RHEL Troubleshooting on AWS¶

Common issues and solutions when using Kryden STIG-aligned RHEL AMIs on AWS.

SSH Connection Issues¶

Cannot Connect via SSH¶

Symptoms: Connection timeout or refused

Possible Causes:

Security Group - Ensure port 22 is open from your IP
Network ACL - Check VPC network ACLs allow SSH
Instance not running - Verify instance state in EC2 console

Solutions:

# Verify security group allows your IP
aws ec2 describe-security-groups --group-ids sg-xxxxx

# Check instance status
aws ec2 describe-instance-status --instance-ids i-xxxxx

Permission Denied (publickey)¶

Symptoms: Permission denied (publickey) error

Possible Causes:

Wrong SSH key
Wrong username (must use ec2-user)
Incorrect key permissions

Solutions:

# Ensure correct permissions on your key
chmod 600 /path/to/your-key.pem

# Connect with verbose output
ssh -v -i /path/to/your-key.pem ec2-user@<ip>

Boot Issues¶

Instance Stuck Waiting for Devices (NVMe/Xen Mismatch)¶

Symptoms:

Instance never passes status checks
System log shows: A start job is running for dev-nvme0n1p2.device
System log shows: Timed out waiting for device dev-nvme0n1p2.device

Cause:

You launched the AMI on a Xen-based instance type (t2, m4, c4, r4). These AMIs require Nitro-based instances (t3, m5, c5, r5, etc.).

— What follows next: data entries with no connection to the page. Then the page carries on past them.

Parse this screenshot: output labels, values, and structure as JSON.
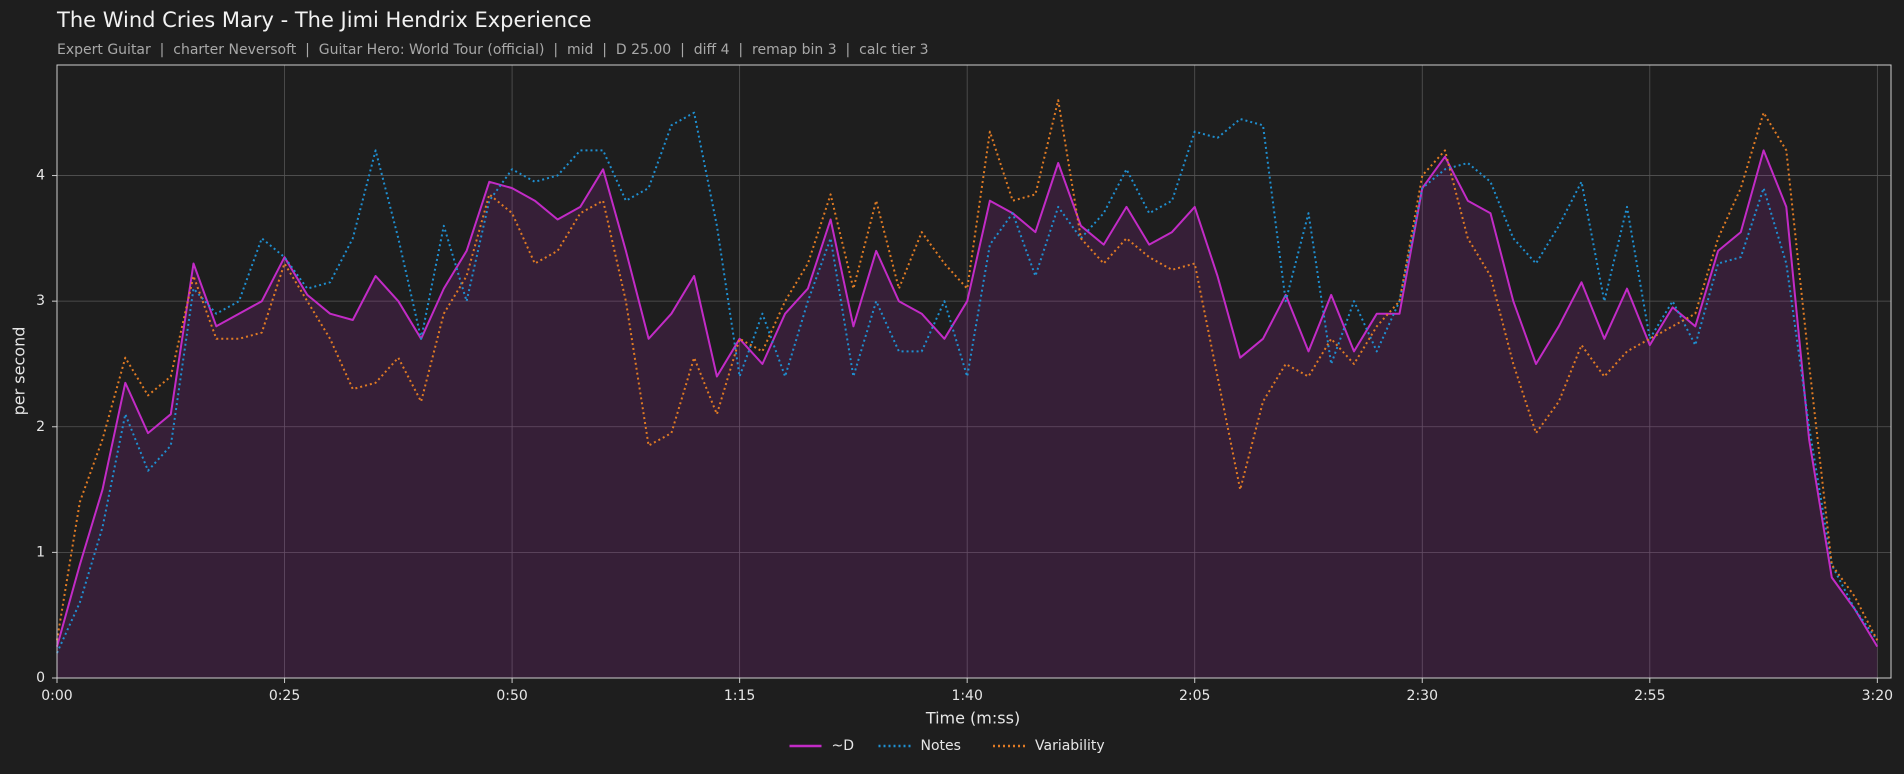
{
  "chart_data": {
    "type": "line",
    "title": "The Wind Cries Mary - The Jimi Hendrix Experience",
    "subtitle": "Expert Guitar  |  charter Neversoft  |  Guitar Hero: World Tour (official)  |  mid  |  D 25.00  |  diff 4  |  remap bin 3  |  calc tier 3",
    "xlabel": "Time (m:ss)",
    "ylabel": "per second",
    "x": [
      0,
      2.5,
      5,
      7.5,
      10,
      12.5,
      15,
      17.5,
      20,
      22.5,
      25,
      27.5,
      30,
      32.5,
      35,
      37.5,
      40,
      42.5,
      45,
      47.5,
      50,
      52.5,
      55,
      57.5,
      60,
      62.5,
      65,
      67.5,
      70,
      72.5,
      75,
      77.5,
      80,
      82.5,
      85,
      87.5,
      90,
      92.5,
      95,
      97.5,
      100,
      102.5,
      105,
      107.5,
      110,
      112.5,
      115,
      117.5,
      120,
      122.5,
      125,
      127.5,
      130,
      132.5,
      135,
      137.5,
      140,
      142.5,
      145,
      147.5,
      150,
      152.5,
      155,
      157.5,
      160,
      162.5,
      165,
      167.5,
      170,
      172.5,
      175,
      177.5,
      180,
      182.5,
      185,
      187.5,
      190,
      192.5,
      195,
      197.5,
      200
    ],
    "series": [
      {
        "name": "~D",
        "color": "#c22bc6",
        "linestyle": "solid",
        "fill": true,
        "values": [
          0.25,
          0.9,
          1.5,
          2.35,
          1.95,
          2.1,
          3.3,
          2.8,
          2.9,
          3.0,
          3.35,
          3.05,
          2.9,
          2.85,
          3.2,
          3.0,
          2.7,
          3.1,
          3.4,
          3.95,
          3.9,
          3.8,
          3.65,
          3.75,
          4.05,
          3.4,
          2.7,
          2.9,
          3.2,
          2.4,
          2.7,
          2.5,
          2.9,
          3.1,
          3.65,
          2.8,
          3.4,
          3.0,
          2.9,
          2.7,
          3.0,
          3.8,
          3.7,
          3.55,
          4.1,
          3.6,
          3.45,
          3.75,
          3.45,
          3.55,
          3.75,
          3.2,
          2.55,
          2.7,
          3.05,
          2.6,
          3.05,
          2.6,
          2.9,
          2.9,
          3.9,
          4.15,
          3.8,
          3.7,
          3.0,
          2.5,
          2.8,
          3.15,
          2.7,
          3.1,
          2.65,
          2.95,
          2.8,
          3.4,
          3.55,
          4.2,
          3.75,
          1.9,
          0.8,
          0.55,
          0.25
        ]
      },
      {
        "name": "Notes",
        "color": "#1f8fd0",
        "linestyle": "dotted",
        "fill": false,
        "values": [
          0.2,
          0.6,
          1.2,
          2.1,
          1.65,
          1.85,
          3.1,
          2.9,
          3.0,
          3.5,
          3.35,
          3.1,
          3.15,
          3.5,
          4.2,
          3.5,
          2.7,
          3.6,
          3.0,
          3.8,
          4.05,
          3.95,
          4.0,
          4.2,
          4.2,
          3.8,
          3.9,
          4.4,
          4.5,
          3.6,
          2.4,
          2.9,
          2.4,
          3.0,
          3.5,
          2.4,
          3.0,
          2.6,
          2.6,
          3.0,
          2.4,
          3.45,
          3.7,
          3.2,
          3.75,
          3.5,
          3.7,
          4.05,
          3.7,
          3.8,
          4.35,
          4.3,
          4.45,
          4.4,
          3.0,
          3.7,
          2.5,
          3.0,
          2.6,
          3.0,
          3.9,
          4.05,
          4.1,
          3.95,
          3.5,
          3.3,
          3.6,
          3.95,
          3.0,
          3.75,
          2.7,
          3.0,
          2.65,
          3.3,
          3.35,
          3.9,
          3.3,
          2.0,
          0.9,
          0.55,
          0.3
        ]
      },
      {
        "name": "Variability",
        "color": "#e07b24",
        "linestyle": "dotted",
        "fill": false,
        "values": [
          0.3,
          1.4,
          1.9,
          2.55,
          2.25,
          2.4,
          3.2,
          2.7,
          2.7,
          2.75,
          3.3,
          3.0,
          2.7,
          2.3,
          2.35,
          2.55,
          2.2,
          2.9,
          3.2,
          3.85,
          3.7,
          3.3,
          3.4,
          3.7,
          3.8,
          3.0,
          1.85,
          1.95,
          2.55,
          2.1,
          2.7,
          2.6,
          3.0,
          3.3,
          3.85,
          3.1,
          3.8,
          3.1,
          3.55,
          3.3,
          3.1,
          4.35,
          3.8,
          3.85,
          4.6,
          3.5,
          3.3,
          3.5,
          3.35,
          3.25,
          3.3,
          2.4,
          1.5,
          2.2,
          2.5,
          2.4,
          2.7,
          2.5,
          2.8,
          3.0,
          4.0,
          4.2,
          3.5,
          3.2,
          2.5,
          1.95,
          2.2,
          2.65,
          2.4,
          2.6,
          2.7,
          2.8,
          2.9,
          3.5,
          3.9,
          4.5,
          4.2,
          2.5,
          0.9,
          0.65,
          0.3
        ]
      }
    ],
    "xlim": [
      0,
      201.5
    ],
    "xticks": [
      {
        "value": 0,
        "label": "0:00"
      },
      {
        "value": 25,
        "label": "0:25"
      },
      {
        "value": 50,
        "label": "0:50"
      },
      {
        "value": 75,
        "label": "1:15"
      },
      {
        "value": 100,
        "label": "1:40"
      },
      {
        "value": 125,
        "label": "2:05"
      },
      {
        "value": 150,
        "label": "2:30"
      },
      {
        "value": 175,
        "label": "2:55"
      },
      {
        "value": 200,
        "label": "3:20"
      }
    ],
    "ylim": [
      0,
      4.88
    ],
    "yticks": [
      0,
      1,
      2,
      3,
      4
    ],
    "grid": true,
    "legend": "bottom"
  }
}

The AMI is built with NVMe storage drivers. Nitro instances present storage as /dev/nvme* devices, while Xen instances use /dev/xvd* devices. When launched on Xen, the expected NVMe devices don't exist, causing the boot to hang.

Solution:

Terminate the stuck instance
Launch a new instance using a Nitro-based instance type:
- t3.micro, t3.small, t3.medium (burstable)
- m5.large, m5.xlarge (general purpose)
- c5.large, c5.xlarge (compute optimized)
See Supported Instance Types for the full list

How to Identify Instance Type

In the system log, look for Hypervisor detected::

Hypervisor detected: Xen HVM → Wrong instance type (Xen-based)
Hypervisor detected: KVM → Correct instance type (Nitro-based)

Instance Fails to Start¶

Check System Logs:

EC2 Console → Select Instance → Actions → Monitor and troubleshoot → Get system log

Common Issues:

Wrong instance type - See "Instance Stuck Waiting for Devices" above
Disk full - Check EBS volume size
Kernel panic - May need to launch from snapshot

Cloud-init Failures¶

Check cloud-init logs:

sudo cat /var/log/cloud-init-output.log
sudo cat /var/log/cloud-init.log

Service Issues¶

Service Won't Start¶

# Check service status
sudo systemctl status <service>

# View service logs
sudo journalctl -u <service> -n 50

# Check SELinux denials
sudo ausearch -m AVC -ts recent | grep <service>

SELinux Blocking Application¶

# Find the denial
sudo ausearch -m AVC -ts recent

# Generate a policy module (if appropriate)
sudo ausearch -m AVC -ts recent | audit2allow -M myapp
sudo semodule -i myapp.pp

Warning

Only create custom SELinux policies if you understand the security implications.

AWS-Specific Issues¶

Instance Metadata Service¶

If applications cannot access instance metadata:

# Check IMDSv2 token
TOKEN=$(curl -X PUT "http://169.254.169.254/latest/api/token" -H "X-aws-ec2-metadata-token-ttl-seconds: 21600")
curl -H "X-aws-ec2-metadata-token: $TOKEN" http://169.254.169.254/latest/meta-data/

EBS Volume Issues¶

# Check disk space
df -h

# List block devices
lsblk

# Check for filesystem errors (requires unmount for non-root)
# On Nitro instances, devices are /dev/nvme*
sudo xfs_repair -n /dev/nvme1n1p1

Device Names on Nitro

On Nitro-based instances, EBS volumes appear as NVMe devices:

Root volume: /dev/nvme0n1
Additional volumes: /dev/nvme1n1, /dev/nvme2n1, etc.